As on steel tariffs, we've had our differences with this White House's political-policy calculations. Especially in the first term, Mr. Bush refused to discipline Republican spending excesses and caved to GOP demands to water down Medicare reform. He also failed to protect the Constitutional right to free speech by signing campaign finance "reform." And he was too willing to toss school choice over the side while compromising on No Child Left Behind, among other things.

On the other hand, this Presidency has not squandered its mandate trying to play "mini-ball," as Mr. Rove puts it. Social Security and immigration reform are important for the country, and we'd argue as well for the political interests of the Republican Party. They were worth the effort. The same people complaining that Mr.

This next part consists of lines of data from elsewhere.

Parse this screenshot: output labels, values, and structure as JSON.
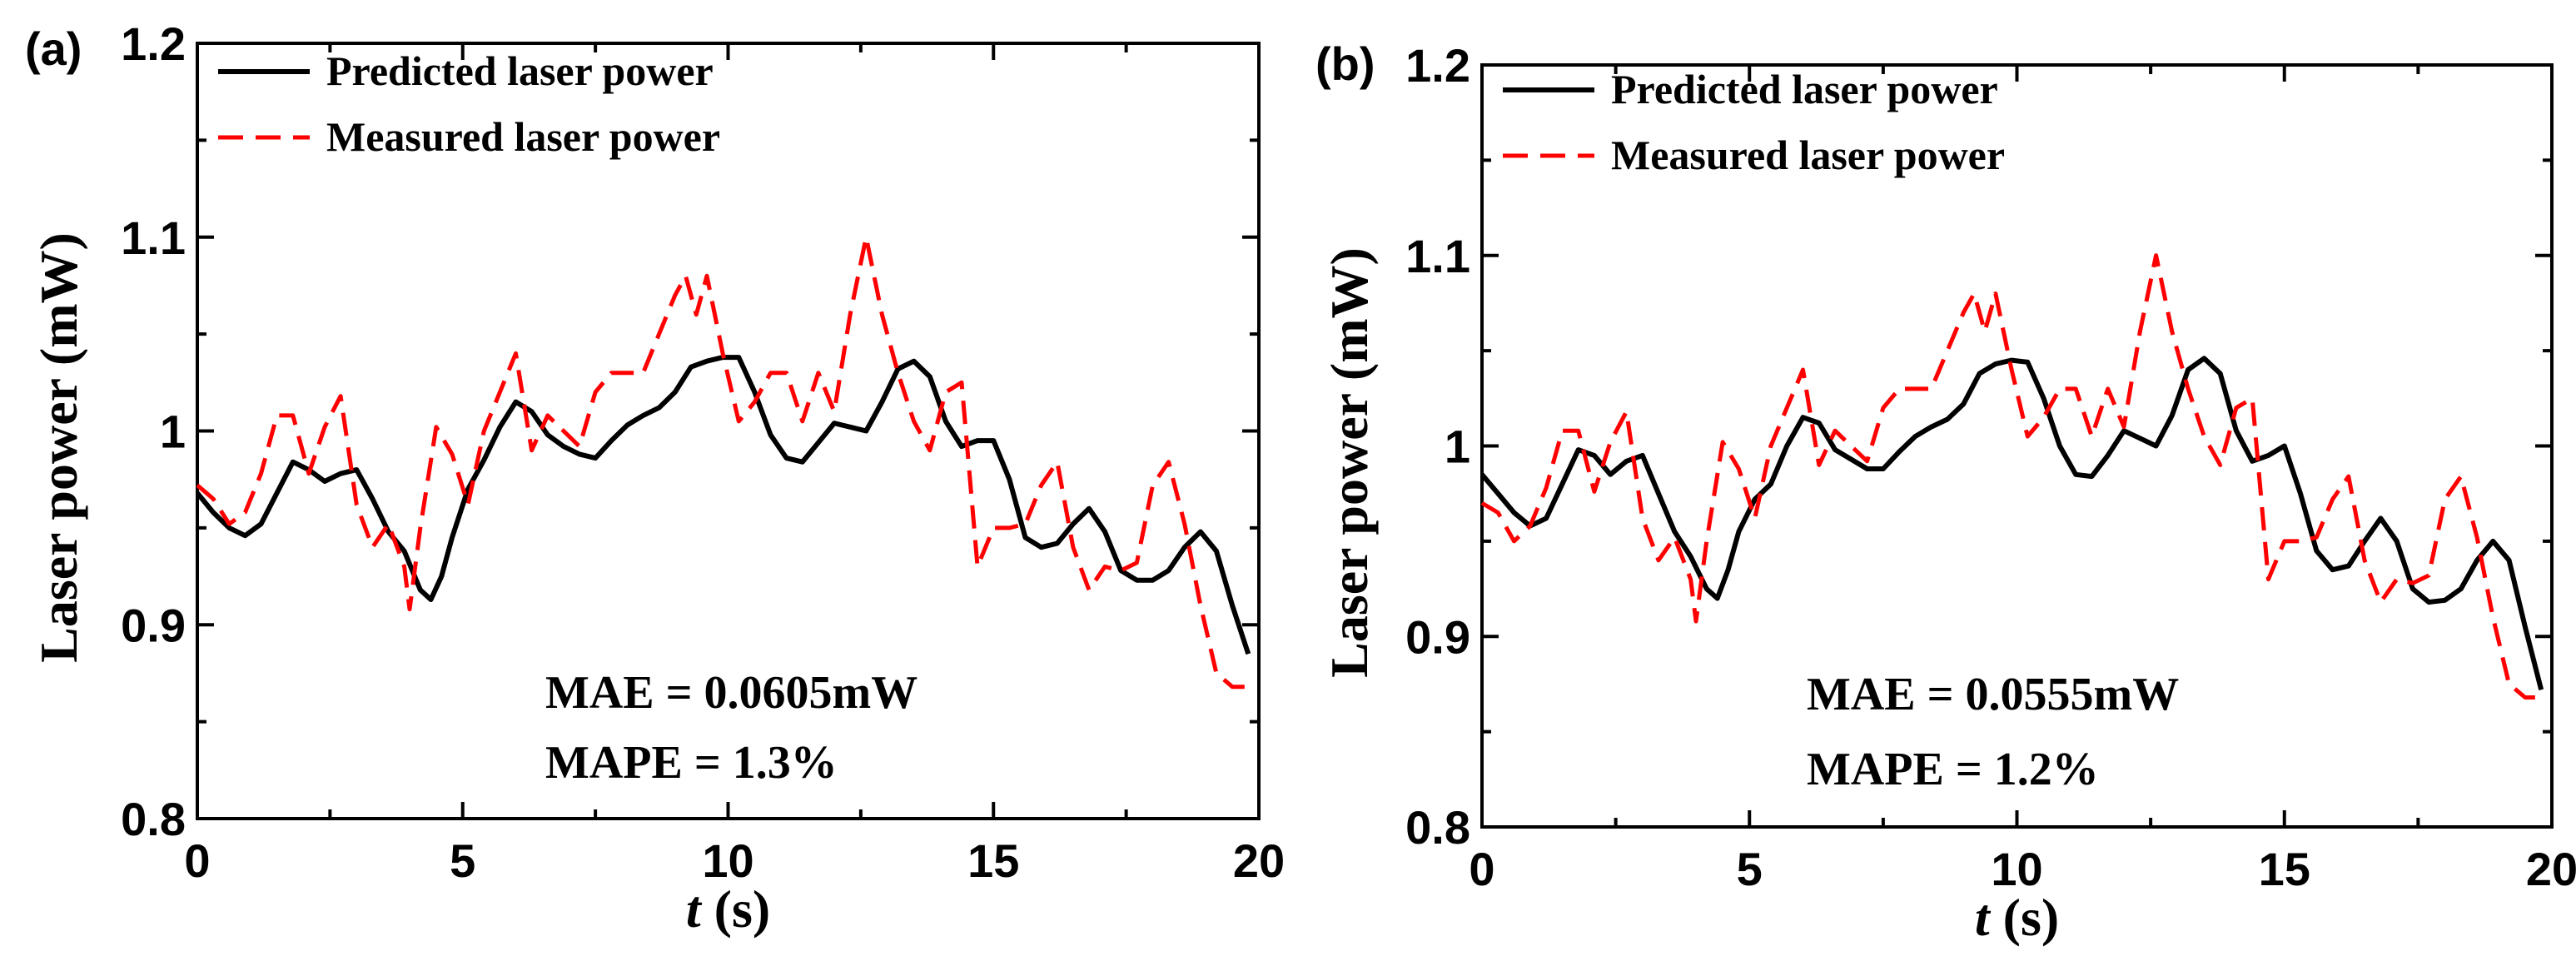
{
  "chart_data": [
    {
      "type": "line",
      "panel_label": "(a)",
      "xlabel_italic": "t",
      "xlabel_rest": " (s)",
      "ylabel": "Laser power (mW)",
      "xlim": [
        0,
        20
      ],
      "ylim": [
        0.8,
        1.2
      ],
      "xticks": [
        "0",
        "5",
        "10",
        "15",
        "20"
      ],
      "yticks": [
        "0.8",
        "0.9",
        "1",
        "1.1",
        "1.2"
      ],
      "legend_position": "top-left",
      "annotations": [
        "MAE = 0.0605mW",
        "MAPE = 1.3%"
      ],
      "colors": {
        "predicted": "#000000",
        "measured": "#ff0000"
      },
      "series": [
        {
          "name": "Predicted laser power",
          "style": "solid",
          "x": [
            0,
            0.3,
            0.6,
            0.9,
            1.2,
            1.5,
            1.8,
            2.1,
            2.4,
            2.7,
            3.0,
            3.3,
            3.6,
            3.9,
            4.2,
            4.4,
            4.6,
            4.8,
            5.1,
            5.4,
            5.7,
            6.0,
            6.3,
            6.6,
            6.9,
            7.2,
            7.5,
            7.8,
            8.1,
            8.4,
            8.7,
            9.0,
            9.3,
            9.6,
            9.9,
            10.2,
            10.5,
            10.8,
            11.1,
            11.4,
            11.7,
            12.0,
            12.3,
            12.6,
            12.9,
            13.2,
            13.5,
            13.8,
            14.1,
            14.4,
            14.7,
            15.0,
            15.3,
            15.6,
            15.9,
            16.2,
            16.5,
            16.8,
            17.1,
            17.4,
            17.7,
            18.0,
            18.3,
            18.6,
            18.9,
            19.2,
            19.5,
            19.8
          ],
          "y": [
            0.968,
            0.958,
            0.95,
            0.946,
            0.952,
            0.968,
            0.984,
            0.98,
            0.974,
            0.978,
            0.98,
            0.965,
            0.948,
            0.938,
            0.918,
            0.913,
            0.925,
            0.945,
            0.97,
            0.985,
            1.002,
            1.015,
            1.01,
            0.998,
            0.992,
            0.988,
            0.986,
            0.995,
            1.003,
            1.008,
            1.012,
            1.02,
            1.033,
            1.036,
            1.038,
            1.038,
            1.02,
            0.998,
            0.986,
            0.984,
            0.994,
            1.004,
            1.002,
            1.0,
            1.015,
            1.032,
            1.036,
            1.028,
            1.005,
            0.992,
            0.995,
            0.995,
            0.975,
            0.945,
            0.94,
            0.942,
            0.952,
            0.96,
            0.948,
            0.928,
            0.923,
            0.923,
            0.928,
            0.94,
            0.948,
            0.938,
            0.91,
            0.885
          ]
        },
        {
          "name": "Measured laser power",
          "style": "dashed",
          "x": [
            0,
            0.3,
            0.6,
            0.9,
            1.2,
            1.5,
            1.8,
            2.1,
            2.4,
            2.7,
            3.0,
            3.3,
            3.6,
            3.9,
            4.0,
            4.2,
            4.5,
            4.8,
            5.1,
            5.4,
            5.7,
            6.0,
            6.3,
            6.6,
            6.9,
            7.2,
            7.5,
            7.8,
            8.1,
            8.4,
            8.7,
            9.0,
            9.2,
            9.4,
            9.6,
            9.9,
            10.2,
            10.5,
            10.8,
            11.1,
            11.4,
            11.7,
            12.0,
            12.3,
            12.6,
            12.9,
            13.2,
            13.5,
            13.8,
            14.1,
            14.4,
            14.7,
            15.0,
            15.3,
            15.6,
            15.9,
            16.2,
            16.5,
            16.8,
            17.1,
            17.4,
            17.7,
            18.0,
            18.3,
            18.6,
            18.9,
            19.2,
            19.5,
            19.8
          ],
          "y": [
            0.972,
            0.965,
            0.952,
            0.958,
            0.978,
            1.008,
            1.008,
            0.978,
            1.002,
            1.018,
            0.962,
            0.94,
            0.952,
            0.93,
            0.908,
            0.95,
            1.002,
            0.988,
            0.962,
            1.0,
            1.02,
            1.04,
            0.99,
            1.008,
            1.0,
            0.992,
            1.02,
            1.03,
            1.03,
            1.03,
            1.05,
            1.07,
            1.08,
            1.06,
            1.08,
            1.04,
            1.005,
            1.015,
            1.03,
            1.03,
            1.005,
            1.03,
            1.01,
            1.06,
            1.1,
            1.06,
            1.03,
            1.005,
            0.99,
            1.02,
            1.025,
            0.93,
            0.95,
            0.95,
            0.952,
            0.972,
            0.984,
            0.94,
            0.918,
            0.93,
            0.928,
            0.932,
            0.972,
            0.984,
            0.952,
            0.91,
            0.875,
            0.868,
            0.868
          ]
        }
      ]
    },
    {
      "type": "line",
      "panel_label": "(b)",
      "xlabel_italic": "t",
      "xlabel_rest": " (s)",
      "ylabel": "Laser power (mW)",
      "xlim": [
        0,
        20
      ],
      "ylim": [
        0.8,
        1.2
      ],
      "xticks": [
        "0",
        "5",
        "10",
        "15",
        "20"
      ],
      "yticks": [
        "0.8",
        "0.9",
        "1",
        "1.1",
        "1.2"
      ],
      "legend_position": "top-left",
      "annotations": [
        "MAE = 0.0555mW",
        "MAPE = 1.2%"
      ],
      "colors": {
        "predicted": "#000000",
        "measured": "#ff0000"
      },
      "series": [
        {
          "name": "Predicted laser power",
          "style": "solid",
          "x": [
            0,
            0.3,
            0.6,
            0.9,
            1.2,
            1.5,
            1.8,
            2.1,
            2.4,
            2.7,
            3.0,
            3.3,
            3.6,
            3.9,
            4.2,
            4.4,
            4.6,
            4.8,
            5.1,
            5.4,
            5.7,
            6.0,
            6.3,
            6.6,
            6.9,
            7.2,
            7.5,
            7.8,
            8.1,
            8.4,
            8.7,
            9.0,
            9.3,
            9.6,
            9.9,
            10.2,
            10.5,
            10.8,
            11.1,
            11.4,
            11.7,
            12.0,
            12.3,
            12.6,
            12.9,
            13.2,
            13.5,
            13.8,
            14.1,
            14.4,
            14.7,
            15.0,
            15.3,
            15.6,
            15.9,
            16.2,
            16.5,
            16.8,
            17.1,
            17.4,
            17.7,
            18.0,
            18.3,
            18.6,
            18.9,
            19.2,
            19.5,
            19.8
          ],
          "y": [
            0.985,
            0.975,
            0.965,
            0.958,
            0.962,
            0.98,
            0.998,
            0.995,
            0.985,
            0.992,
            0.995,
            0.975,
            0.955,
            0.942,
            0.925,
            0.92,
            0.935,
            0.955,
            0.972,
            0.98,
            1.0,
            1.015,
            1.012,
            0.998,
            0.993,
            0.988,
            0.988,
            0.997,
            1.005,
            1.01,
            1.014,
            1.022,
            1.038,
            1.043,
            1.045,
            1.044,
            1.025,
            1.0,
            0.985,
            0.984,
            0.995,
            1.008,
            1.004,
            1.0,
            1.016,
            1.04,
            1.046,
            1.038,
            1.008,
            0.992,
            0.995,
            1.0,
            0.975,
            0.945,
            0.935,
            0.937,
            0.95,
            0.962,
            0.95,
            0.925,
            0.918,
            0.919,
            0.925,
            0.94,
            0.95,
            0.94,
            0.905,
            0.872
          ]
        },
        {
          "name": "Measured laser power",
          "style": "dashed",
          "x": [
            0,
            0.3,
            0.6,
            0.9,
            1.2,
            1.5,
            1.8,
            2.1,
            2.4,
            2.7,
            3.0,
            3.3,
            3.6,
            3.9,
            4.0,
            4.2,
            4.5,
            4.8,
            5.1,
            5.4,
            5.7,
            6.0,
            6.3,
            6.6,
            6.9,
            7.2,
            7.5,
            7.8,
            8.1,
            8.4,
            8.7,
            9.0,
            9.2,
            9.4,
            9.6,
            9.9,
            10.2,
            10.5,
            10.8,
            11.1,
            11.4,
            11.7,
            12.0,
            12.3,
            12.6,
            12.9,
            13.2,
            13.5,
            13.8,
            14.1,
            14.4,
            14.7,
            15.0,
            15.3,
            15.6,
            15.9,
            16.2,
            16.5,
            16.8,
            17.1,
            17.4,
            17.7,
            18.0,
            18.3,
            18.6,
            18.9,
            19.2,
            19.5,
            19.8
          ],
          "y": [
            0.97,
            0.965,
            0.95,
            0.958,
            0.978,
            1.008,
            1.008,
            0.976,
            1.002,
            1.018,
            0.962,
            0.94,
            0.952,
            0.93,
            0.908,
            0.95,
            1.002,
            0.988,
            0.962,
            1.0,
            1.02,
            1.04,
            0.99,
            1.008,
            1.0,
            0.992,
            1.02,
            1.03,
            1.03,
            1.03,
            1.05,
            1.07,
            1.08,
            1.06,
            1.08,
            1.04,
            1.005,
            1.015,
            1.03,
            1.03,
            1.005,
            1.03,
            1.01,
            1.06,
            1.1,
            1.06,
            1.03,
            1.005,
            0.99,
            1.02,
            1.025,
            0.93,
            0.95,
            0.95,
            0.952,
            0.972,
            0.984,
            0.94,
            0.918,
            0.93,
            0.928,
            0.932,
            0.972,
            0.984,
            0.952,
            0.91,
            0.875,
            0.868,
            0.868
          ]
        }
      ]
    }
  ]
}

Bush gave too little heed to public opinion spent the 1990s complaining that Bill Clinton did nothing without consulting a poll.

This is an especially controversial position to take now on immigration, and it's a notable irony that some of Mr. Rove's most vitriolic critics yesterday were on the restrictionist right. We know how he feels. Mr. Rove believes that a GOP that alienates Hispanic voters will soon be a minority party, and in this he is surely right. President Bush won 44% of the Hispanic vote in 2004, and a decline to Bob Dole's percentage of below 30% in 1996 would make it hard for any Republican President candidate to win in New Mexico or Colorado, and perhaps even Arizona and Nevada. Until Tom Tancredo wins a statewide race, we'll assume Mr. Rove is a better judge of coalition building.

Mr. Rove is no Merlin or Rasputin, as much as liberals and some reporters want to believe it. He is above all a George Bush man. His rare mastery of history, demographics and policy made him a formidable political force, and we suspect it is his success far more than his methods that infuriates his critics.